Note that, while the page title attribute is always present, all other attribute names can vary (even within the same web source). Note also that two attributes with the same name (homonyms) might have different semantics (e.g. "battery" that can refer to "battery type", like "AAA", or "battery chemistry", like "Li-Ion"), and that two attributes with the same semantics (synonyms) might have different names (e.g., "resolution" and "pixels").

You are also provided with a labelled dataset in CSV format, containing three columns: "left_spec_id", "right_spec_id" and "label". We will refer to this dataset as dataset W (which includes the previously released labelled dataset, referred to as dataset Y).

The "spec_id" is a global identifier for a spec and consists of a relative path of the spec file.

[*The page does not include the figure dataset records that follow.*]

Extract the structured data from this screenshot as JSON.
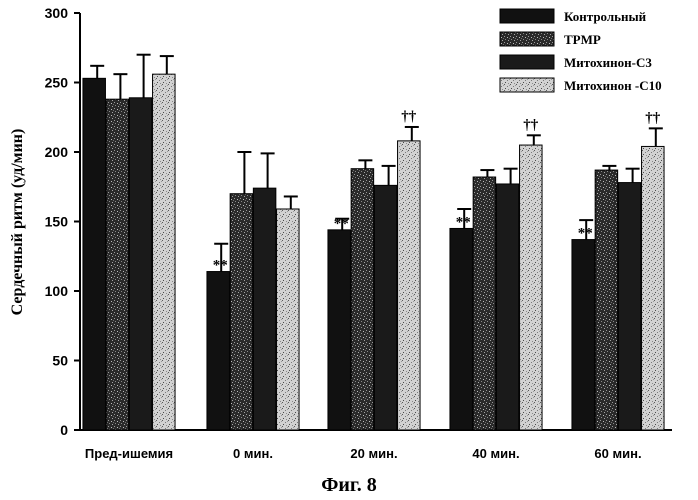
{
  "figure": {
    "caption": "Фиг. 8"
  },
  "chart_data": {
    "type": "bar",
    "title": "",
    "xlabel": "",
    "ylabel": "Сердечный ритм (уд/мин)",
    "ylim": [
      0,
      300
    ],
    "yticks": [
      0,
      50,
      100,
      150,
      200,
      250,
      300
    ],
    "grid": false,
    "legend_position": "top-right",
    "categories": [
      "Пред-ишемия",
      "0 мин.",
      "20 мин.",
      "40 мин.",
      "60 мин."
    ],
    "series": [
      {
        "name": "Контрольный",
        "values": [
          253,
          114,
          144,
          145,
          137
        ],
        "errors": [
          9,
          20,
          8,
          14,
          14
        ],
        "color": "#111111",
        "pattern": "solid"
      },
      {
        "name": "TPMP",
        "values": [
          238,
          170,
          188,
          182,
          187
        ],
        "errors": [
          18,
          30,
          6,
          5,
          3
        ],
        "color": "#3a3a3a",
        "pattern": "dense-speckle"
      },
      {
        "name": "Митохинон-C3",
        "values": [
          239,
          174,
          176,
          177,
          178
        ],
        "errors": [
          31,
          25,
          14,
          11,
          10
        ],
        "color": "#1a1a1a",
        "pattern": "solid"
      },
      {
        "name": "Митохинон -C10",
        "values": [
          256,
          159,
          208,
          205,
          204
        ],
        "errors": [
          13,
          9,
          10,
          7,
          13
        ],
        "color": "#cfcfcf",
        "pattern": "light-speckle"
      }
    ],
    "annotations": [
      {
        "category": "0 мин.",
        "series": "Контрольный",
        "text": "**"
      },
      {
        "category": "20 мин.",
        "series": "Контрольный",
        "text": "**"
      },
      {
        "category": "40 мин.",
        "series": "Контрольный",
        "text": "**"
      },
      {
        "category": "60 мин.",
        "series": "Контрольный",
        "text": "**"
      },
      {
        "category": "20 мин.",
        "series": "Митохинон -C10",
        "text": "††"
      },
      {
        "category": "40 мин.",
        "series": "Митохинон -C10",
        "text": "††"
      },
      {
        "category": "60 мин.",
        "series": "Митохинон -C10",
        "text": "††"
      }
    ]
  }
}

Note that instead of "/" the spec_id uses a special character "//" and that there is no extension. For instance, the spec_id "www.ebay.com//1000" refers to the 1000.json file inside the www.ebay.com directory. All "spec_id" in the labelled dataset W refer to product specs in dataset X. Thus, the dataset W provides labels for a subset of the product pairs in the Cartersian product of the specs dataset X with itself. Each row of the labelled dataset represents a pair of specifications. Label=1 means that the left spec and the right spec refer to the same real-world product (in short, that they are matching). Label=0 means that the left spec and the right spec refer to different real-world products (in short, that they are non-matching).

Example of labelled dataset in CSV format
left_spec_id, right_spec_id, label
www.ebay.com//1, www.ebay.com//2, 1
www.ebay.com//3, buy.net//10, 0

Note that there might be matching pairs even within the same web source, and that the labelled dataset W is transitively closed (i.e., if A matches with B and B matches with C, then A matches with C).

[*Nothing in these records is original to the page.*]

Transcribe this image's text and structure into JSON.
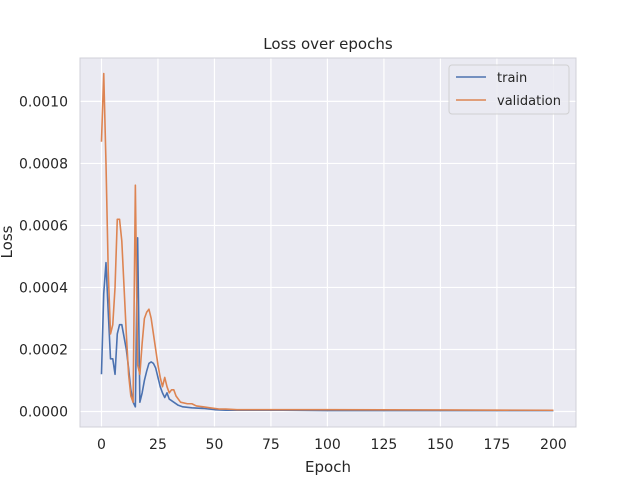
{
  "chart_data": {
    "type": "line",
    "title": "Loss over epochs",
    "xlabel": "Epoch",
    "ylabel": "Loss",
    "xlim": [
      -9.5,
      210
    ],
    "ylim": [
      -5e-05,
      0.00114
    ],
    "xticks": [
      0,
      25,
      50,
      75,
      100,
      125,
      150,
      175,
      200
    ],
    "yticks": [
      0,
      0.0002,
      0.0004,
      0.0006,
      0.0008,
      0.001
    ],
    "xtick_labels": [
      "0",
      "25",
      "50",
      "75",
      "100",
      "125",
      "150",
      "175",
      "200"
    ],
    "ytick_labels": [
      "0.0000",
      "0.0002",
      "0.0004",
      "0.0006",
      "0.0008",
      "0.0010"
    ],
    "grid": true,
    "legend_position": "top-right",
    "colors": {
      "train": "#4c72b0",
      "validation": "#dd8452",
      "background": "#eaeaf2",
      "grid": "#ffffff"
    },
    "series": [
      {
        "name": "train",
        "points": [
          [
            0,
            0.00012
          ],
          [
            1,
            0.00038
          ],
          [
            2,
            0.00048
          ],
          [
            3,
            0.00032
          ],
          [
            4,
            0.00017
          ],
          [
            5,
            0.00017
          ],
          [
            6,
            0.00012
          ],
          [
            7,
            0.00025
          ],
          [
            8,
            0.00028
          ],
          [
            9,
            0.00028
          ],
          [
            10,
            0.00024
          ],
          [
            11,
            0.0002
          ],
          [
            12,
            0.00014
          ],
          [
            13,
            7e-05
          ],
          [
            14,
            3e-05
          ],
          [
            15,
            1.5e-05
          ],
          [
            16,
            0.00056
          ],
          [
            17,
            3e-05
          ],
          [
            18,
            6e-05
          ],
          [
            19,
            0.0001
          ],
          [
            20,
            0.00013
          ],
          [
            21,
            0.000155
          ],
          [
            22,
            0.00016
          ],
          [
            23,
            0.000155
          ],
          [
            24,
            0.00014
          ],
          [
            25,
            0.00011
          ],
          [
            26,
            8e-05
          ],
          [
            27,
            6e-05
          ],
          [
            28,
            4.5e-05
          ],
          [
            29,
            6e-05
          ],
          [
            30,
            4e-05
          ],
          [
            32,
            3e-05
          ],
          [
            34,
            2e-05
          ],
          [
            36,
            1.5e-05
          ],
          [
            40,
            1.2e-05
          ],
          [
            45,
            1e-05
          ],
          [
            50,
            6e-06
          ],
          [
            55,
            4e-06
          ],
          [
            60,
            4e-06
          ],
          [
            80,
            4e-06
          ],
          [
            100,
            3e-06
          ],
          [
            150,
            3e-06
          ],
          [
            200,
            3e-06
          ]
        ]
      },
      {
        "name": "validation",
        "points": [
          [
            0,
            0.00087
          ],
          [
            1,
            0.00109
          ],
          [
            2,
            0.0008
          ],
          [
            3,
            0.00045
          ],
          [
            4,
            0.00025
          ],
          [
            5,
            0.00028
          ],
          [
            6,
            0.0004
          ],
          [
            7,
            0.00062
          ],
          [
            8,
            0.00062
          ],
          [
            9,
            0.00055
          ],
          [
            10,
            0.0004
          ],
          [
            11,
            0.00025
          ],
          [
            12,
            0.00012
          ],
          [
            13,
            5e-05
          ],
          [
            14,
            3e-05
          ],
          [
            15,
            0.00073
          ],
          [
            16,
            0.00015
          ],
          [
            17,
            0.00012
          ],
          [
            18,
            0.00022
          ],
          [
            19,
            0.0003
          ],
          [
            20,
            0.00032
          ],
          [
            21,
            0.00033
          ],
          [
            22,
            0.0003
          ],
          [
            23,
            0.00025
          ],
          [
            24,
            0.0002
          ],
          [
            25,
            0.00015
          ],
          [
            26,
            0.00011
          ],
          [
            27,
            8e-05
          ],
          [
            28,
            0.00011
          ],
          [
            29,
            8e-05
          ],
          [
            30,
            6e-05
          ],
          [
            31,
            7e-05
          ],
          [
            32,
            7e-05
          ],
          [
            33,
            5e-05
          ],
          [
            35,
            3e-05
          ],
          [
            38,
            2.5e-05
          ],
          [
            40,
            2.5e-05
          ],
          [
            42,
            1.8e-05
          ],
          [
            45,
            1.5e-05
          ],
          [
            48,
            1.2e-05
          ],
          [
            52,
            8e-06
          ],
          [
            55,
            8e-06
          ],
          [
            60,
            6e-06
          ],
          [
            80,
            6e-06
          ],
          [
            100,
            6e-06
          ],
          [
            150,
            5e-06
          ],
          [
            200,
            4e-06
          ]
        ]
      }
    ]
  }
}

More details about the datasets can be found in the dedicated "Datasets" section.

Your goal is to find all pairs of product specs in dataset X that match, that is, refer to the same real-world product. Your output must be stored in a CSV file containing only the matching spec pairs found by your system. The CSV file must have two columns: "left_spec_id" and "right_spec_id": each row in this CSV file consists of just two ids, separated by comma.

Example of output CSV file
left_spec_id, right_spec_id
www.ebay.com//10, www.ebay.com//20
www.ebay.com//10, buy.net//100

An example CSV file is also included in the Quick Start Package (see "Submitting" section).

Datasets

Dataset X

Specs Dataset

8.5 Mb (compressed)

Dataset Y

Labelled Dataset (Medium)

2.1 Mb

Dataset W

Labelled Dataset (Large)

13.0 Mb

Note that the labelled dataset W (which includes the previously released labelled dataset, referred to as dataset Y) provided to participants is disjoint from the held-out dataset used in the evaluation process. More details about the evaluation process can be found in the dedicated "Evaluation Process" section.

Evaluation Process

Submitted solutions are ranked on the basis of F-measure (the harmonic mean of precision and recall), rounded up to two decimal places. Precision and recall are computed w.r.t. a secret evaluation dataset. We will refer to this dataset as dataset Z.

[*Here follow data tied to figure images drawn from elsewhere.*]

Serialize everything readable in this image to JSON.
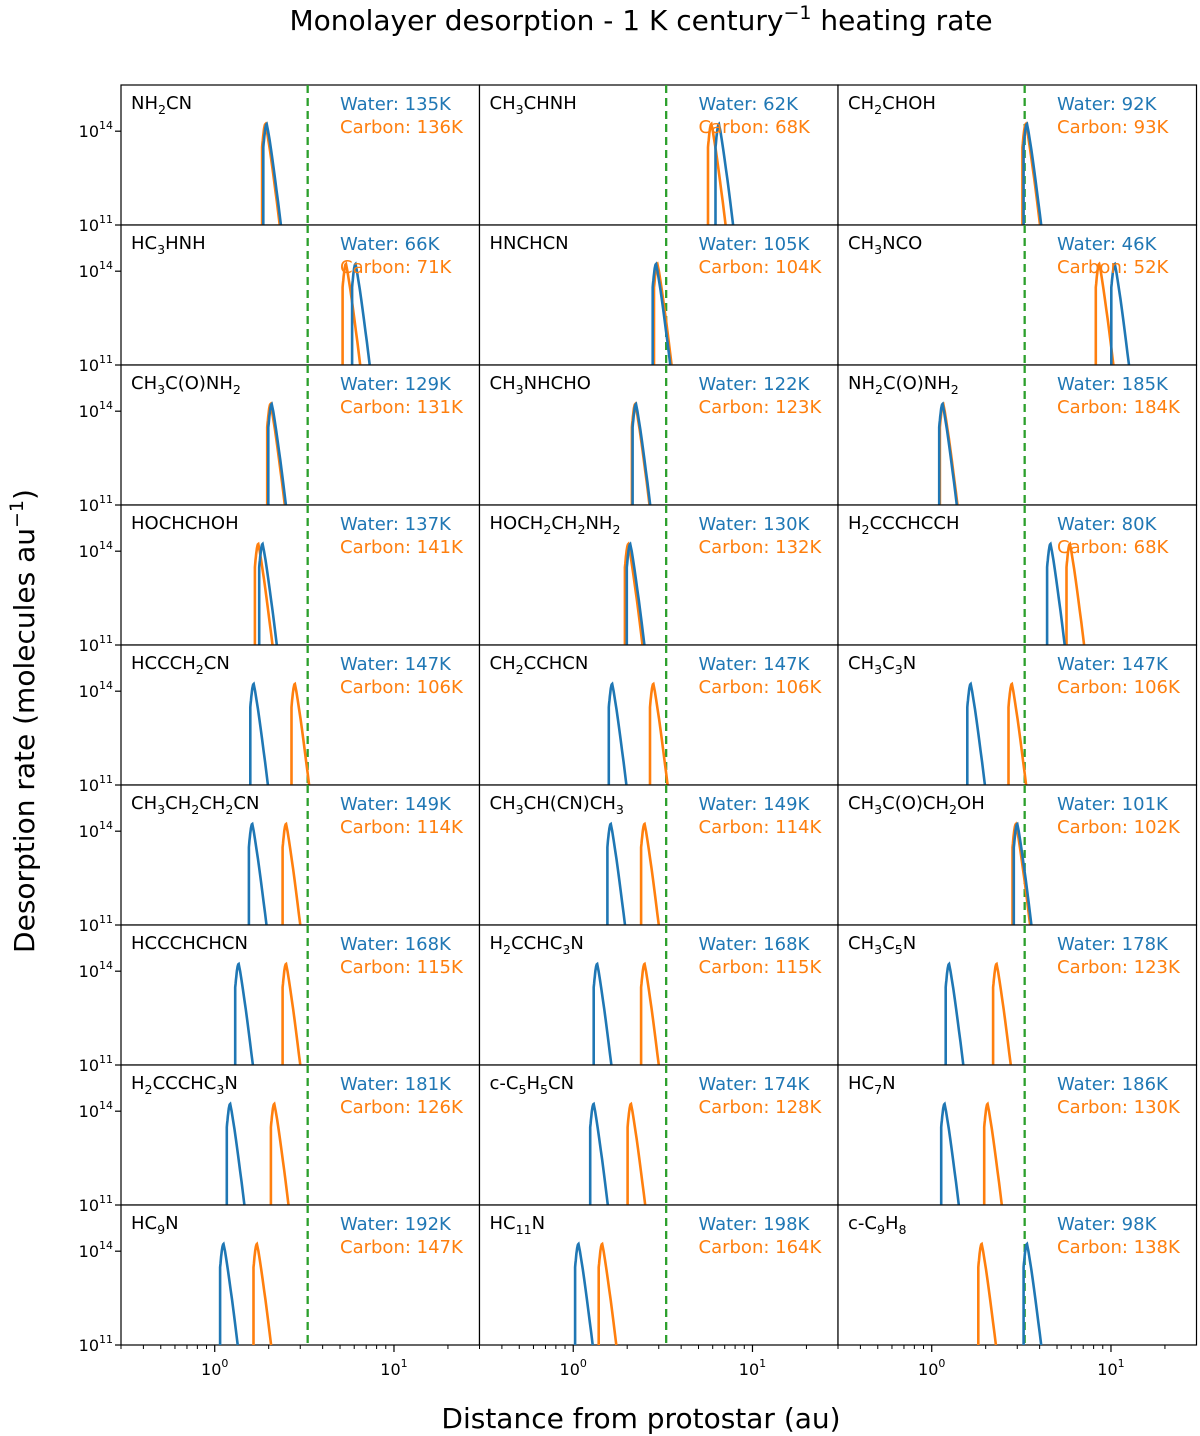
{
  "chart_data": {
    "type": "line",
    "title": "Monolayer desorption - 1 K century",
    "title_sup": "−1",
    "title_suffix": " heating rate",
    "xlabel": "Distance from protostar (au)",
    "ylabel": "Desorption rate (molecules au",
    "ylabel_sup": "−1",
    "ylabel_suffix": ")",
    "xscale": "log",
    "yscale": "log",
    "xlim": [
      0.3,
      30
    ],
    "ylim": [
      100000000000.0,
      3000000000000000.0
    ],
    "x_tick_labels": [
      {
        "base": "10",
        "exp": "0",
        "value": 1
      },
      {
        "base": "10",
        "exp": "1",
        "value": 10
      }
    ],
    "y_tick_labels": [
      {
        "base": "10",
        "exp": "14",
        "value": 100000000000000.0
      },
      {
        "base": "10",
        "exp": "11",
        "value": 100000000000.0
      }
    ],
    "grid": false,
    "layout": "9 rows x 3 columns, shared axes",
    "colors": {
      "water": "#1f77b4",
      "carbon": "#ff7f0e",
      "reference_line": "#2ca02c"
    },
    "reference_line": {
      "x": 3.3,
      "style": "dashed"
    },
    "series_labels": {
      "water": "Water",
      "carbon": "Carbon"
    },
    "panels": [
      {
        "molecule": [
          [
            "NH",
            ""
          ],
          [
            "2",
            "sub"
          ],
          [
            "CN",
            ""
          ]
        ],
        "water_temp": "135K",
        "carbon_temp": "136K",
        "water_peak": 1.95,
        "carbon_peak": 1.92
      },
      {
        "molecule": [
          [
            "CH",
            ""
          ],
          [
            "3",
            "sub"
          ],
          [
            "CHNH",
            ""
          ]
        ],
        "water_temp": "62K",
        "carbon_temp": "68K",
        "water_peak": 6.5,
        "carbon_peak": 5.9
      },
      {
        "molecule": [
          [
            "CH",
            ""
          ],
          [
            "2",
            "sub"
          ],
          [
            "CHOH",
            ""
          ]
        ],
        "water_temp": "92K",
        "carbon_temp": "93K",
        "water_peak": 3.4,
        "carbon_peak": 3.35
      },
      {
        "molecule": [
          [
            "HC",
            ""
          ],
          [
            "3",
            "sub"
          ],
          [
            "HNH",
            ""
          ]
        ],
        "water_temp": "66K",
        "carbon_temp": "71K",
        "water_peak": 6.1,
        "carbon_peak": 5.4
      },
      {
        "molecule": [
          [
            "HNCHCN",
            ""
          ]
        ],
        "water_temp": "105K",
        "carbon_temp": "104K",
        "water_peak": 2.9,
        "carbon_peak": 2.95
      },
      {
        "molecule": [
          [
            "CH",
            ""
          ],
          [
            "3",
            "sub"
          ],
          [
            "NCO",
            ""
          ]
        ],
        "water_temp": "46K",
        "carbon_temp": "52K",
        "water_peak": 10.5,
        "carbon_peak": 8.6
      },
      {
        "molecule": [
          [
            "CH",
            ""
          ],
          [
            "3",
            "sub"
          ],
          [
            "C(O)NH",
            ""
          ],
          [
            "2",
            "sub"
          ]
        ],
        "water_temp": "129K",
        "carbon_temp": "131K",
        "water_peak": 2.08,
        "carbon_peak": 2.05
      },
      {
        "molecule": [
          [
            "CH",
            ""
          ],
          [
            "3",
            "sub"
          ],
          [
            "NHCHO",
            ""
          ]
        ],
        "water_temp": "122K",
        "carbon_temp": "123K",
        "water_peak": 2.24,
        "carbon_peak": 2.22
      },
      {
        "molecule": [
          [
            "NH",
            ""
          ],
          [
            "2",
            "sub"
          ],
          [
            "C(O)NH",
            ""
          ],
          [
            "2",
            "sub"
          ]
        ],
        "water_temp": "185K",
        "carbon_temp": "184K",
        "water_peak": 1.15,
        "carbon_peak": 1.16
      },
      {
        "molecule": [
          [
            "HOCHCHOH",
            ""
          ]
        ],
        "water_temp": "137K",
        "carbon_temp": "141K",
        "water_peak": 1.85,
        "carbon_peak": 1.75
      },
      {
        "molecule": [
          [
            "HOCH",
            ""
          ],
          [
            "2",
            "sub"
          ],
          [
            "CH",
            ""
          ],
          [
            "2",
            "sub"
          ],
          [
            "NH",
            ""
          ],
          [
            "2",
            "sub"
          ]
        ],
        "water_temp": "130K",
        "carbon_temp": "132K",
        "water_peak": 2.08,
        "carbon_peak": 2.03
      },
      {
        "molecule": [
          [
            "H",
            ""
          ],
          [
            "2",
            "sub"
          ],
          [
            "CCCHCCH",
            ""
          ]
        ],
        "water_temp": "80K",
        "carbon_temp": "68K",
        "water_peak": 4.6,
        "carbon_peak": 5.9
      },
      {
        "molecule": [
          [
            "HCCCH",
            ""
          ],
          [
            "2",
            "sub"
          ],
          [
            "CN",
            ""
          ]
        ],
        "water_temp": "147K",
        "carbon_temp": "106K",
        "water_peak": 1.65,
        "carbon_peak": 2.8
      },
      {
        "molecule": [
          [
            "CH",
            ""
          ],
          [
            "2",
            "sub"
          ],
          [
            "CCHCN",
            ""
          ]
        ],
        "water_temp": "147K",
        "carbon_temp": "106K",
        "water_peak": 1.65,
        "carbon_peak": 2.8
      },
      {
        "molecule": [
          [
            "CH",
            ""
          ],
          [
            "3",
            "sub"
          ],
          [
            "C",
            ""
          ],
          [
            "3",
            "sub"
          ],
          [
            "N",
            ""
          ]
        ],
        "water_temp": "147K",
        "carbon_temp": "106K",
        "water_peak": 1.65,
        "carbon_peak": 2.8
      },
      {
        "molecule": [
          [
            "CH",
            ""
          ],
          [
            "3",
            "sub"
          ],
          [
            "CH",
            ""
          ],
          [
            "2",
            "sub"
          ],
          [
            "CH",
            ""
          ],
          [
            "2",
            "sub"
          ],
          [
            "CN",
            ""
          ]
        ],
        "water_temp": "149K",
        "carbon_temp": "114K",
        "water_peak": 1.62,
        "carbon_peak": 2.5
      },
      {
        "molecule": [
          [
            "CH",
            ""
          ],
          [
            "3",
            "sub"
          ],
          [
            "CH(CN)CH",
            ""
          ],
          [
            "3",
            "sub"
          ]
        ],
        "water_temp": "149K",
        "carbon_temp": "114K",
        "water_peak": 1.62,
        "carbon_peak": 2.5
      },
      {
        "molecule": [
          [
            "CH",
            ""
          ],
          [
            "3",
            "sub"
          ],
          [
            "C(O)CH",
            ""
          ],
          [
            "2",
            "sub"
          ],
          [
            "OH",
            ""
          ]
        ],
        "water_temp": "101K",
        "carbon_temp": "102K",
        "water_peak": 3.0,
        "carbon_peak": 2.95
      },
      {
        "molecule": [
          [
            "HCCCHCHCN",
            ""
          ]
        ],
        "water_temp": "168K",
        "carbon_temp": "115K",
        "water_peak": 1.36,
        "carbon_peak": 2.5
      },
      {
        "molecule": [
          [
            "H",
            ""
          ],
          [
            "2",
            "sub"
          ],
          [
            "CCHC",
            ""
          ],
          [
            "3",
            "sub"
          ],
          [
            "N",
            ""
          ]
        ],
        "water_temp": "168K",
        "carbon_temp": "115K",
        "water_peak": 1.36,
        "carbon_peak": 2.5
      },
      {
        "molecule": [
          [
            "CH",
            ""
          ],
          [
            "3",
            "sub"
          ],
          [
            "C",
            ""
          ],
          [
            "5",
            "sub"
          ],
          [
            "N",
            ""
          ]
        ],
        "water_temp": "178K",
        "carbon_temp": "123K",
        "water_peak": 1.25,
        "carbon_peak": 2.3
      },
      {
        "molecule": [
          [
            "H",
            ""
          ],
          [
            "2",
            "sub"
          ],
          [
            "CCCHC",
            ""
          ],
          [
            "3",
            "sub"
          ],
          [
            "N",
            ""
          ]
        ],
        "water_temp": "181K",
        "carbon_temp": "126K",
        "water_peak": 1.22,
        "carbon_peak": 2.15
      },
      {
        "molecule": [
          [
            "c-C",
            ""
          ],
          [
            "5",
            "sub"
          ],
          [
            "H",
            ""
          ],
          [
            "5",
            "sub"
          ],
          [
            "CN",
            ""
          ]
        ],
        "water_temp": "174K",
        "carbon_temp": "128K",
        "water_peak": 1.3,
        "carbon_peak": 2.1
      },
      {
        "molecule": [
          [
            "HC",
            ""
          ],
          [
            "7",
            "sub"
          ],
          [
            "N",
            ""
          ]
        ],
        "water_temp": "186K",
        "carbon_temp": "130K",
        "water_peak": 1.18,
        "carbon_peak": 2.05
      },
      {
        "molecule": [
          [
            "HC",
            ""
          ],
          [
            "9",
            "sub"
          ],
          [
            "N",
            ""
          ]
        ],
        "water_temp": "192K",
        "carbon_temp": "147K",
        "water_peak": 1.12,
        "carbon_peak": 1.72
      },
      {
        "molecule": [
          [
            "HC",
            ""
          ],
          [
            "11",
            "sub"
          ],
          [
            "N",
            ""
          ]
        ],
        "water_temp": "198K",
        "carbon_temp": "164K",
        "water_peak": 1.07,
        "carbon_peak": 1.45
      },
      {
        "molecule": [
          [
            "c-C",
            ""
          ],
          [
            "9",
            "sub"
          ],
          [
            "H",
            ""
          ],
          [
            "8",
            "sub"
          ]
        ],
        "water_temp": "98K",
        "carbon_temp": "138K",
        "water_peak": 3.4,
        "carbon_peak": 1.9
      }
    ]
  }
}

For clarity purposes, the two graphs below represent a sample submitted solution and the evaluation dataset Z respectively. In the graphs, nodes represent specs and edges represent matching relationships.

sigmod20 evaluation 1

Precision and recall of the submitted solution will be evaluated only on the edges in which both nodes are included in the evaluation dataset Z, as illustrated in the figure below.

Note that edges in the evaluation dataset Z are disjoint from the edges in the labelled datasets W (which includes Y). Specifically, the labelled dataset W includes a random selection of camera models from the evaluation dataset Z and, for each camera model, a random selection of specs referring to it.

sigmod20 evaluation 2

We assume that a submission may have a training step and a resolution step. In order to break down training time and resolution time fairly, the reproduction process for both steps will follow the schema below.

A submission is considered reproduced if the file C obtained by running the training step (if needed) and the resolution step has comparable F-measure (± 0.05 difference) as the submitted solution.